Getting Started: A Practical Checklist

For IT teams ready to evaluate the connector, a structured approach is essential:

  1. Inventory all NetApp sources in scope—ONTAP clusters, Azure NetApp Files volumes, Cloud Volumes ONTAP, and FSx for NetApp ONTAP—and document their network paths and authentication methods.
  2. Audit permissions: Verify that file-system ACLs are consistent and that the service account the connector will use has the least-privilege access required.
  3. Select a deployment model: If your environment already uses Graph Connector Agents, the VM route may be easiest; otherwise, test the containerised version. Confirm support for your container orchestrator and networking requirements.
  4. Run a pilot: Choose a small, representative share and measure ingestion throughput, CPU/memory/GPU utilisation, and network egress. Do not assume vendor performance metrics.
  5. Lock down compliance: Determine retention periods for extracted metadata and embeddings, enable Purview audit logging, and configure DLP policies to cover the newly indexed data.
  6. Operationalise: Integrate connector health checks into your SIEM, plan for certificate rotation, and establish a patching cadence.

The Bigger Picture: NetApp, AI, and the Data Fabric

The connector is not an isolated release. It fits into NetApp’s larger strategy of positioning its storage as the backbone for AI workloads. Partnerships with NVIDIA, investments in intelligent data infrastructure, and native integrations with major cloud AI services all point toward a future where storage systems actively participate in the AI inference and retrieval pipeline. By making on-premises data accessible to Microsoft 365 Copilot today, NetApp is laying the groundwork for more advanced agentic AI scenarios where large language models can reason over a unified enterprise data estate, regardless of where the bits physically reside.

What to Ask Your Vendor

Before proceeding, any enterprise should demand from NetApp (or its implementation partners):

  • A sample manifest showing exactly which file attributes and permissions are extracted and mapped.
  • Proof of end-to-end encryption for data in transit and at rest, especially for OCR/transcription artefacts.
  • A reproducible performance test report based on a dataset resembling your own largest and most complex files.
  • Clear upgrade paths and rollback procedures for both the connector and its interaction with Graph APIs.

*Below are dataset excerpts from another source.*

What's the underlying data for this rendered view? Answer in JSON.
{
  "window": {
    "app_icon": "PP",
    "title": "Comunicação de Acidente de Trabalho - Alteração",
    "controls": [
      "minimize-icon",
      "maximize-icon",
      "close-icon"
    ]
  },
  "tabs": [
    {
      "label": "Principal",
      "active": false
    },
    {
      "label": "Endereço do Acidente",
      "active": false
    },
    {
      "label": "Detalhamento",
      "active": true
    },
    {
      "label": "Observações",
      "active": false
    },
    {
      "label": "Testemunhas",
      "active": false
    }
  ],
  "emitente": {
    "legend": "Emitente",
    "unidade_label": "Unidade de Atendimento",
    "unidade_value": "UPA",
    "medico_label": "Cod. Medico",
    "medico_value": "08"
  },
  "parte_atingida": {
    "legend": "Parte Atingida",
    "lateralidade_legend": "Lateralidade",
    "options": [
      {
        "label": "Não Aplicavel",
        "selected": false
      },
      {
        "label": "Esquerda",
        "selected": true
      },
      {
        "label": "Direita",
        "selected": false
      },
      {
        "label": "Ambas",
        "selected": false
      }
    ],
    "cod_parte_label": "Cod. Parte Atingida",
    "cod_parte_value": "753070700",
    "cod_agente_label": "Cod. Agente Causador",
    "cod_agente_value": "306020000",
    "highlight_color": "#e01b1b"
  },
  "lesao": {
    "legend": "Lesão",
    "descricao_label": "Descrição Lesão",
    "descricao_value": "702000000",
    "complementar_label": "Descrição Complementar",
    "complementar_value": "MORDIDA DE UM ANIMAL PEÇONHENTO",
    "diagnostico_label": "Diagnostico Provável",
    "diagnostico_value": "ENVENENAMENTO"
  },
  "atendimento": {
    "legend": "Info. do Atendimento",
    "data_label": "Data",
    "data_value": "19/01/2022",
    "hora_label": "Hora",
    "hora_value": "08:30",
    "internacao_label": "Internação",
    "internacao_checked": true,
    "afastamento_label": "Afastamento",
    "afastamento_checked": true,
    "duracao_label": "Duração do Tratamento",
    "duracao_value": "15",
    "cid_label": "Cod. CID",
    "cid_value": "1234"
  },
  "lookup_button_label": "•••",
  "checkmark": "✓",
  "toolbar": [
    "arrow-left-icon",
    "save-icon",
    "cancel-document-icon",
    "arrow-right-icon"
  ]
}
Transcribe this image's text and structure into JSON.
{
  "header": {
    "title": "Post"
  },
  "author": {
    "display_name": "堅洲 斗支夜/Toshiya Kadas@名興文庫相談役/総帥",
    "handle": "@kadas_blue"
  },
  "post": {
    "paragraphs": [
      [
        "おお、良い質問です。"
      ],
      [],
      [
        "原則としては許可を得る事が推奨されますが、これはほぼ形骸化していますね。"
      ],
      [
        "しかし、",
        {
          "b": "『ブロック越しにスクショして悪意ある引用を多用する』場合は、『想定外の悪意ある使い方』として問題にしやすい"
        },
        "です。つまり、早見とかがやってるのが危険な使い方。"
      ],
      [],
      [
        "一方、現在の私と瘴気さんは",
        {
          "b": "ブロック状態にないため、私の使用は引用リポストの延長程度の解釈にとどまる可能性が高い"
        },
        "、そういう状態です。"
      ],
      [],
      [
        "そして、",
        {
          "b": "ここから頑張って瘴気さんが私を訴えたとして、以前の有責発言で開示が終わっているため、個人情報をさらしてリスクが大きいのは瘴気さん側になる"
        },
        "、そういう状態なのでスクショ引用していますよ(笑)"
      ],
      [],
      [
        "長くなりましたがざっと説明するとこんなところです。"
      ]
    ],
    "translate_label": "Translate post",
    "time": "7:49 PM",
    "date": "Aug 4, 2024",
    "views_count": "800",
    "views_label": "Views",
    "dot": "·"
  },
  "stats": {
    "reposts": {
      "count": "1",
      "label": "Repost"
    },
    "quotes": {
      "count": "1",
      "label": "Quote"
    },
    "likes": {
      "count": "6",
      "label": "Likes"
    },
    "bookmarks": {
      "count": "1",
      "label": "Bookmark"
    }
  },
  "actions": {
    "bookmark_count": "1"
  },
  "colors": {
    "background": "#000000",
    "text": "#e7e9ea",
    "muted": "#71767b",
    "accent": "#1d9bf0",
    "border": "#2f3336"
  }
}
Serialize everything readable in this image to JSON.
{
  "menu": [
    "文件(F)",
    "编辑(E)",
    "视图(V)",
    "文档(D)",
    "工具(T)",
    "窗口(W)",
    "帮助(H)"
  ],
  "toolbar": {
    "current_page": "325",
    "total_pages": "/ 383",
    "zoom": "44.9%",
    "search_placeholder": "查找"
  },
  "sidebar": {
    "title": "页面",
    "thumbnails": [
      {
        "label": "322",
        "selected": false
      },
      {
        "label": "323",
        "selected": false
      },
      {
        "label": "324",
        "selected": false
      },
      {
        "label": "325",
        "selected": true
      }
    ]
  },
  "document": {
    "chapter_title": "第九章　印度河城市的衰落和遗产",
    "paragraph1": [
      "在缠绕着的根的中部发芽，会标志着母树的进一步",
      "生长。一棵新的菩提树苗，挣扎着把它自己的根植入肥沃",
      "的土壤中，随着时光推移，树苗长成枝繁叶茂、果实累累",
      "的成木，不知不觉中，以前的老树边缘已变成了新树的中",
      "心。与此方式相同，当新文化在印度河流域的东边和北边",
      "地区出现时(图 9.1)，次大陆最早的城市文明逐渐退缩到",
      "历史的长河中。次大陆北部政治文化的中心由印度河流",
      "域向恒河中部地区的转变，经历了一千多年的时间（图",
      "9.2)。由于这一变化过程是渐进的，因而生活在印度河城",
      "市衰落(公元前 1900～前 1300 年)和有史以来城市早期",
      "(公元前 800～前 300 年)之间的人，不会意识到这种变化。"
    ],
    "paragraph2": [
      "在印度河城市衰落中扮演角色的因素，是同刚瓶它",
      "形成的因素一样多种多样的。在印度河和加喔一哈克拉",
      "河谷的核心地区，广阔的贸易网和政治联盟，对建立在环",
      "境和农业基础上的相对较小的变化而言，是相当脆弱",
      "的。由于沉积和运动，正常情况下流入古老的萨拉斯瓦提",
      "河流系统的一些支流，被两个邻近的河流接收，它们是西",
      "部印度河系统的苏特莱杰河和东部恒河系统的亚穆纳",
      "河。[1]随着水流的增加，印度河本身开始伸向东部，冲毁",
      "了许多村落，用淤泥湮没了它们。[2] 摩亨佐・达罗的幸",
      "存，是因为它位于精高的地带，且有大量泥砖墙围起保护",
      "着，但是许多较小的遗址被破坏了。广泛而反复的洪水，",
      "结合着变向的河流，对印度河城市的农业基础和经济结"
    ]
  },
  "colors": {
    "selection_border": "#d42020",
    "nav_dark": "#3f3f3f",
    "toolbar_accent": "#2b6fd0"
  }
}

NetApp’s connector for Microsoft 365 Copilot fills a genuine functionality gap for organisations that cannot—or will not—migrate their entire file estate to the cloud. Its item-level ACL preservation, flexible deployment, and broad format support make it a compelling bridge between legacy storage and modern AI. But IT leaders must approach with eyes wide open: validate the performance, nail down the governance details, and treat the connector as an extension of the enterprise security perimeter. In a world where Copilot’s answers are only as good as the data it can see, NetApp’s integration is a significant step forward—provided it is implemented with the rigour such a sensitive bridge demands.